According to Chief Molinge, the state should recognise the services of traditional leaders as agents of development and peace at the grass-roots. He called on the government to refer to how chiefs are treated in other African states and emulate the good examples. The traditional ruler disclosed that they have information that some first and second class chiefs in the Centre province and some Lamidos (traditional chiefs) in the northern regions get allowances from the government.

Chief Molinge decried the attitude of discrimination by government, explaining that all chiefs perform the same duties, which is leaving some poor chiefs downtrodden. He added that since chieftaincy goes by hereditary, some less educated and jobless chiefs have inherited thrones with poverty. According to him, some of these chiefs used to earn their living through hunting and farming.  Due to their present status as chiefs, they have less time to spend on their farms and hunting because they have to assist the administration to govern their communities. For these reasons, they now find themselves living in abject poverty and thus need the government to support them financially.  

The Royal Father has disclosed that some of the subjects attack chiefs while trying to implement governments policies. These exposes all chiefs to potential threats  from the public and thus need to be compensated for the risks they are exposed to, he explained. For the chiefs to be respected, they need to be empowered financially so that they can live a  normal life.
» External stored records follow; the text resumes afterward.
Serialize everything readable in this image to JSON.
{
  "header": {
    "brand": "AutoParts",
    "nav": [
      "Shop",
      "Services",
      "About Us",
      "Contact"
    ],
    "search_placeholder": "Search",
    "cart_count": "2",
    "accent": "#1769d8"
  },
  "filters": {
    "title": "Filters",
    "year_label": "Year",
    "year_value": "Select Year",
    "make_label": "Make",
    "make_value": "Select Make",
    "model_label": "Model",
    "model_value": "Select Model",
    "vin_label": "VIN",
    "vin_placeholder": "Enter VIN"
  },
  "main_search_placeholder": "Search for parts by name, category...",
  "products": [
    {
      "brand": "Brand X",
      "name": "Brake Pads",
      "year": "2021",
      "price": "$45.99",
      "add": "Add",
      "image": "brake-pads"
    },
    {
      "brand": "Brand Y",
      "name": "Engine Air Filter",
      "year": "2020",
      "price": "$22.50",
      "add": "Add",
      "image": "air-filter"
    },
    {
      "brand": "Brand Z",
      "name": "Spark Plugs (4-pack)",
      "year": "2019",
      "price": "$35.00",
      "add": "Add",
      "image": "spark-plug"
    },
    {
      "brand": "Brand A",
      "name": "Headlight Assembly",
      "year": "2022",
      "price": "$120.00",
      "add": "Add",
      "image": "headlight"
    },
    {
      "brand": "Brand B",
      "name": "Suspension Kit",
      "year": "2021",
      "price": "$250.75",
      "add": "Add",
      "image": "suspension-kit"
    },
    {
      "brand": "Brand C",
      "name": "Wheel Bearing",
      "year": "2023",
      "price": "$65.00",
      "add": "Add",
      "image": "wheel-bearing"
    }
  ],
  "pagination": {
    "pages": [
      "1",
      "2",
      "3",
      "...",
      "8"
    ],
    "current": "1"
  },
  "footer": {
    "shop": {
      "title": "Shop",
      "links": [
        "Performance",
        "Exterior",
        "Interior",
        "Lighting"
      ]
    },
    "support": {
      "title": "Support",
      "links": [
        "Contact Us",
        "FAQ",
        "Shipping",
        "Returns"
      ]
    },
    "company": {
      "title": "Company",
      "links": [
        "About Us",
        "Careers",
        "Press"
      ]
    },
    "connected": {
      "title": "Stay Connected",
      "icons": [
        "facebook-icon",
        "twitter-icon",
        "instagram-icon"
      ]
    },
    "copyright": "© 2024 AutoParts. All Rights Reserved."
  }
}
Chief Molinge has promised to always fight for the improvement of living conditions of Cameroon chiefs and fako communities, and fight against discrimination. As president of the Fako Chiefs Conference, he fought against tribalism and discrimination in the recruitment at the nations lone oil refinery, SONARA in Limbe. He is also encouraging parents to send their children to school and eradicate child labour in his chiefdom. Since his enthronement some two decades ago, he has transformed Muea into an emerging business centre in Fako Division with a chain of businesses he personally runs. He owns the King David's Square Hotel and other business services. He recently inaugurated a new Chief's Palace for Muea, a building which stands out to be an exceptional architectural piece in Fako. If the best Building in a nation is the Presidency, then the best building in a town or village, should be the chief's palace.